若き女王が戴く月桂冠 〜十進制度への序章となった幻の銀貨〜
栄光あるヴィクトリア時代に鋳造された、幻のパターン銀貨でありその最高峰。
本品は1848年に製作された、イギリス王立造幣局による2シリングのパターン(試鋳貨)。
その中でも本品は、月桂冠を戴いたヴィクトリア女王の特別な意匠を採用した稀少なパターンコイン。
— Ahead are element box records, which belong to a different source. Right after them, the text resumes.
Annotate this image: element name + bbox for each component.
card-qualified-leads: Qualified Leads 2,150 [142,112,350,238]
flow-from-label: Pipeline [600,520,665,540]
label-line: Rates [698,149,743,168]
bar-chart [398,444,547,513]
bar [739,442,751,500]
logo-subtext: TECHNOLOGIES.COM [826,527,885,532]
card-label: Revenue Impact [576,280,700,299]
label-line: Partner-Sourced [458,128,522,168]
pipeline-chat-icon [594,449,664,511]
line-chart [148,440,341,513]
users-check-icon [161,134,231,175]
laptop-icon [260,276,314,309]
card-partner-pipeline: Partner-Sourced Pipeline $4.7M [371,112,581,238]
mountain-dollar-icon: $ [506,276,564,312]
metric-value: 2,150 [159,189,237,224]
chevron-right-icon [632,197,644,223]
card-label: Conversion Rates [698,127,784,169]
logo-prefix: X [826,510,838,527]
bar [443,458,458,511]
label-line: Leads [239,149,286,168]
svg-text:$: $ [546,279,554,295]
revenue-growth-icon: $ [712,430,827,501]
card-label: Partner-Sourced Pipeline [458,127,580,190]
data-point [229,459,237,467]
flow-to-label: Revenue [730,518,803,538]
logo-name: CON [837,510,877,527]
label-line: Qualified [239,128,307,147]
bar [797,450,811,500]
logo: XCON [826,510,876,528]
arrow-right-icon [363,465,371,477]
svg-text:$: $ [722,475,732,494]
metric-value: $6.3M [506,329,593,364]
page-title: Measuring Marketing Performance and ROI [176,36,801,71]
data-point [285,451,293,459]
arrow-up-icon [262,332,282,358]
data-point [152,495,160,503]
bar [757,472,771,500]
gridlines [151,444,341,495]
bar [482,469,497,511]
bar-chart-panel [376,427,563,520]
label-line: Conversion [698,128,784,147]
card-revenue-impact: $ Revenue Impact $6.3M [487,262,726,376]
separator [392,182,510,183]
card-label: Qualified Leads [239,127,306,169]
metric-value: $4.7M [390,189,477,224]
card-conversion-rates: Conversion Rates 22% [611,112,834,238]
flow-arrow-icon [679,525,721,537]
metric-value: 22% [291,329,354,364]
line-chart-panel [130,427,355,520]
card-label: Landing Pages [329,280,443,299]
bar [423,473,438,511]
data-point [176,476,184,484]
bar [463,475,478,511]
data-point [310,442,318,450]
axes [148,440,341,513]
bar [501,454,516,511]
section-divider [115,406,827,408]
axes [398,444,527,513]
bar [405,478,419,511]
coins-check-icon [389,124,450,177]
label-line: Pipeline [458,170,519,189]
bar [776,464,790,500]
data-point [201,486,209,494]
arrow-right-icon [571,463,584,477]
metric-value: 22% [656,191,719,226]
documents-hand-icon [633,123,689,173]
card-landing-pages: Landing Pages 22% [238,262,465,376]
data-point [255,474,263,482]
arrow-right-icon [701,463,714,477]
磨き抜かれた鏡面のプルーフ仕上げに、荘厳な横顔が浮かび上がる一枚。
NGC PF64、Top Pop 3枚の内の1枚として、名実ともにこのシリーズの頂点に立つ逸品。
Surface (obverse).
若きヴィクトリア女王が、威厳を湛えた横顔で中央に描かれています。
月桂冠(ローリエ)を戴いた特別な肖像であり、勝利・名誉・知性を象徴するローマ風のスタイルが採用されています。
銘文には「VICTORIA REGINA」、下部に年号「1848」が刻まれており、外周のビーズ状の縁取りがデザイン全体を引き締めています。
19世紀英国王室の品格が表現されたデザインとなっています。
また、左上部に鋳型起因と思われる(Die Break)が確認でき、鋳造当時の工程的痕跡として、歴史的な証拠価値を持つディテールでもあります。
この「月桂冠タイプ」は数ある試鋳パターンの中でも極めて珍しく、芸術性と象徴性を兼ね備えた肖像として、コレクターから高く評価されています。
Reverse (reverse)
“ONE DECADE” 十進制度導入の象徴
裏面には中央に【ONE DECADE】と大きく刻まれ、その上下には
上部:「100 MILLES」
下部:「ONE TENTH OF A POUND」
という十進制度の単位が明記されています。
全体を囲むように、オークと月桂の葉によるリース装飾が精緻に彫刻され、下部には三叉槍(トライデント)が添えられています。
これはイギリスが誇る海洋国家としての象徴でもあり、この1枚が国家理念を強く反映して設計されたことが分かります。
1849年以降に正式導入されたフローリン銀貨の礎となる思想が、この試鋳貨に刻まれているのです。